How were you introduced to the Salt Lake Hardcore scene?
Through some of my closest friends I was shown certain bands and given the idea of going to a hardcore show. When I was 15 years old, I went to my first show at The Junction with Bad Luck 13 and I've kept going since.
What are your greatest SLHC memories?
I feel somewhat privileged to be able to have some of my closest friends also being a part of the hardcore scene. I have so many great memories of fun shows and times with Reflect and such. Like when we recorded our demo, we had no clue what we were doing and some stuff had to be rewritten and broken back down. It was funny but a total nightmare for any recording engineer.
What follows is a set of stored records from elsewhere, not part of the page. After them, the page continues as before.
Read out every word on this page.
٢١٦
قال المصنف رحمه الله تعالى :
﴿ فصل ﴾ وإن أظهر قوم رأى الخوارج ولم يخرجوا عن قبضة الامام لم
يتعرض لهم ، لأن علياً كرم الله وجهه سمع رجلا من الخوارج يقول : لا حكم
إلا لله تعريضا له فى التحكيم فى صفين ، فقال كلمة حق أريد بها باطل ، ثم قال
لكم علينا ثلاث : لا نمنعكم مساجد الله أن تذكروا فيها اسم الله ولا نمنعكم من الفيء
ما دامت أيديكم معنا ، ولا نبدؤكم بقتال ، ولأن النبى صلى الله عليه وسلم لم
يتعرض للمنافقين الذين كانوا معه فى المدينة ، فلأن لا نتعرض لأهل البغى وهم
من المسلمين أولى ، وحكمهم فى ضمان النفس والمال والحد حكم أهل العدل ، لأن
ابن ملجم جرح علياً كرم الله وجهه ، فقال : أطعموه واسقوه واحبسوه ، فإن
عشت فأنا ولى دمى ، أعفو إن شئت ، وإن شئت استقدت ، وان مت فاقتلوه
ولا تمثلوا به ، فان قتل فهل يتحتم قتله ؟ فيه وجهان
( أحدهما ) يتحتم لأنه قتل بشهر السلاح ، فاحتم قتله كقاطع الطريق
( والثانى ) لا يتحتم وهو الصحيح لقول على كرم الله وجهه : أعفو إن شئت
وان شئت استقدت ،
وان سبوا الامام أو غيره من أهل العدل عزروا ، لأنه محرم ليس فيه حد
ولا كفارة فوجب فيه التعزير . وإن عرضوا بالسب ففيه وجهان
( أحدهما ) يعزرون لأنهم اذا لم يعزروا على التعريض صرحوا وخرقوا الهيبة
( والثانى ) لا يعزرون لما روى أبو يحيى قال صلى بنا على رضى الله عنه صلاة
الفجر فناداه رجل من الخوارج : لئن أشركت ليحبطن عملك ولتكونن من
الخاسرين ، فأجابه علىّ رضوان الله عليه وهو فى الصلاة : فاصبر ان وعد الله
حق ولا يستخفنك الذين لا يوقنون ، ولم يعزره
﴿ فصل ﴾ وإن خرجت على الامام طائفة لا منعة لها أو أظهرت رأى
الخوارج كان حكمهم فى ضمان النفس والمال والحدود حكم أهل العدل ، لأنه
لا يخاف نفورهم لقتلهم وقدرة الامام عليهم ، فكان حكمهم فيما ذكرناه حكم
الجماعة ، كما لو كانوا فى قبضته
Probably one of my favorite shows was when all of our bands went out to California and played the Coming of Age Fest. Although it was lacking in attendance, it was a really good time. All the bands played great and it was a good experience.
Who are your favorite SLHC bands?
Pushing Up Daisies is definitely one of my all time favorites because of the stage presence they had and the musical style they introduced me to. Tamerlane, of course, for the time they've put into sticking around and the emotion and anger pushed out of the songs they produce.
My appreciation for music was something I felt was never fully understood until i started listening to underground music like hip hop and hardcore/punk, and im glad for it. The people i've met and the lives that have touched me and my friends in the scene have made a huge impact on me as a person. Its honestly like an extended family.
What are your thoughts on the state of hardcore today and its future?
I feel like its a struggle in this time -- where hardcore has become so mainstream and such a money grubbing match -- to find decent people that can put on a traditional diy style hardcore show. I mean the majority of hxc bands nowadays don't even do their own booking for tours, which i mean isn't a big deal but lessens the point of the diy style of it all. That's something i totally respect about bands that take the time in doing so. The future of hardcore i think is slightly uncertain. I dont feel like shows are promoted well enough anymore outside of the internet. People need to understand that we as a whole need to do what we can to make this all work and not just the small minority of people that run a website or play in a band... every person that attends these shows through one way or another.